Seaweed waste from food processing factories and non edible type of seaweed could be utilized as bio-fuel, the professor said, adding seaweed as a source of bio-energy is his a new discovery in the energy sector.

He said the new discovery could be used amid growing competition in the market of bio-energy source. Indonesia has wide sea to grow seaweed, therefore, it has no problem with shrinking farm lands.

"I suggest the government maintains its position as a regulator to provide the necessary facility and let the private sector do the development of seaweed-based energy industry," he said.

He said Indonesias tropical waters allows seaweed to grow throughout the year with high biomass. In 2015, the country produced 10.8 million tons of seaweed or 38.5 percent of the worlds total production of 28 million tons.

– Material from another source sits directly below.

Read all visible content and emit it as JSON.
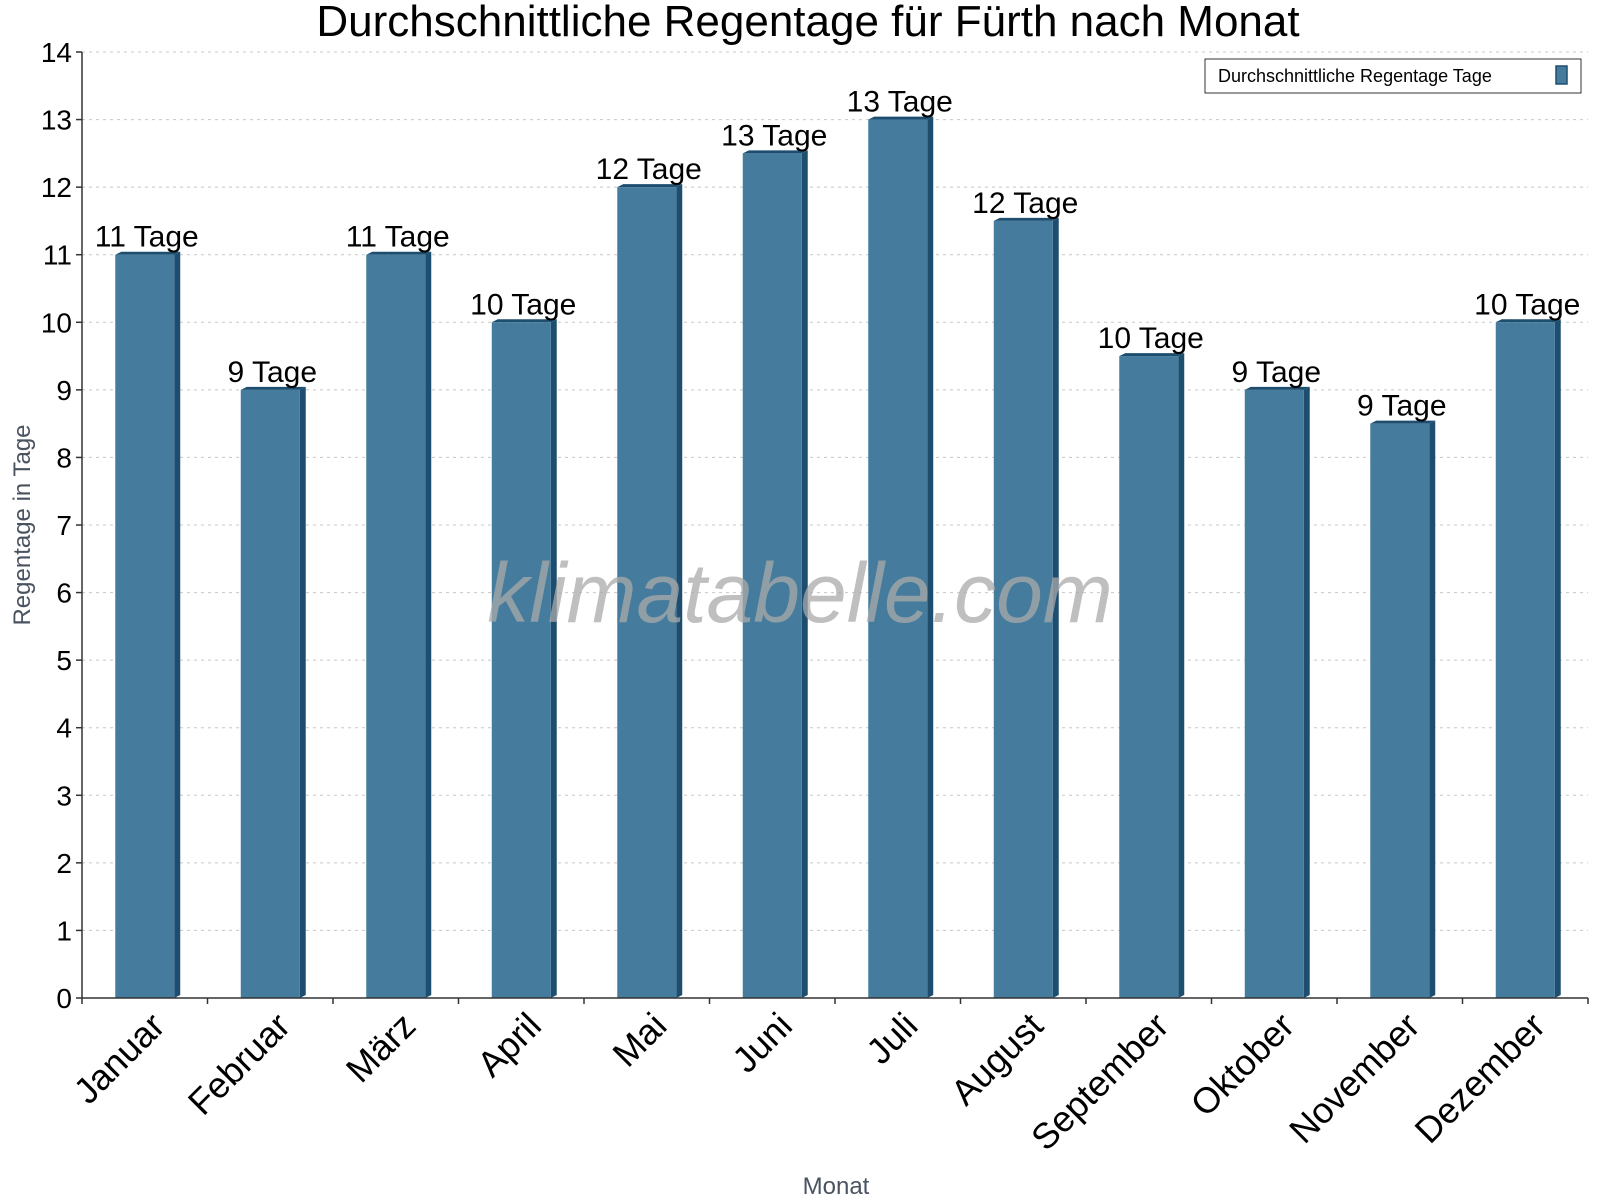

"Indonesia contributed 20 percent to the worlds total exports of seaweed, placing it second only to China among the worlds exporters of seaweed," he said.

Indonesias tropical seaweed is rich in macro and micro mineral nutrition of Magnesium (Mg), Calcium (Ca), Natrium (Na), Kalium (K), iron (Fe) and zinc (Zn).

"It is unique that Indonesian seaweed is rich in edible fiber unlike land grown food crops such as vegetables and fruits," the professor said.

Indonesia has been able to export only dried seaweed, he said, adding, the country should start boosting development of seaweed processing industry.

A research by Prof Joko showed that seaweed contains the compounds of catechin, phenol, flavonoid, and tannin as well as chlorophyll a and chlorophyll b pigments and carotene.

"Those compounds have biological functions as antioxidant, anti-bacteria, anti inflammation and anti proliferation," he said.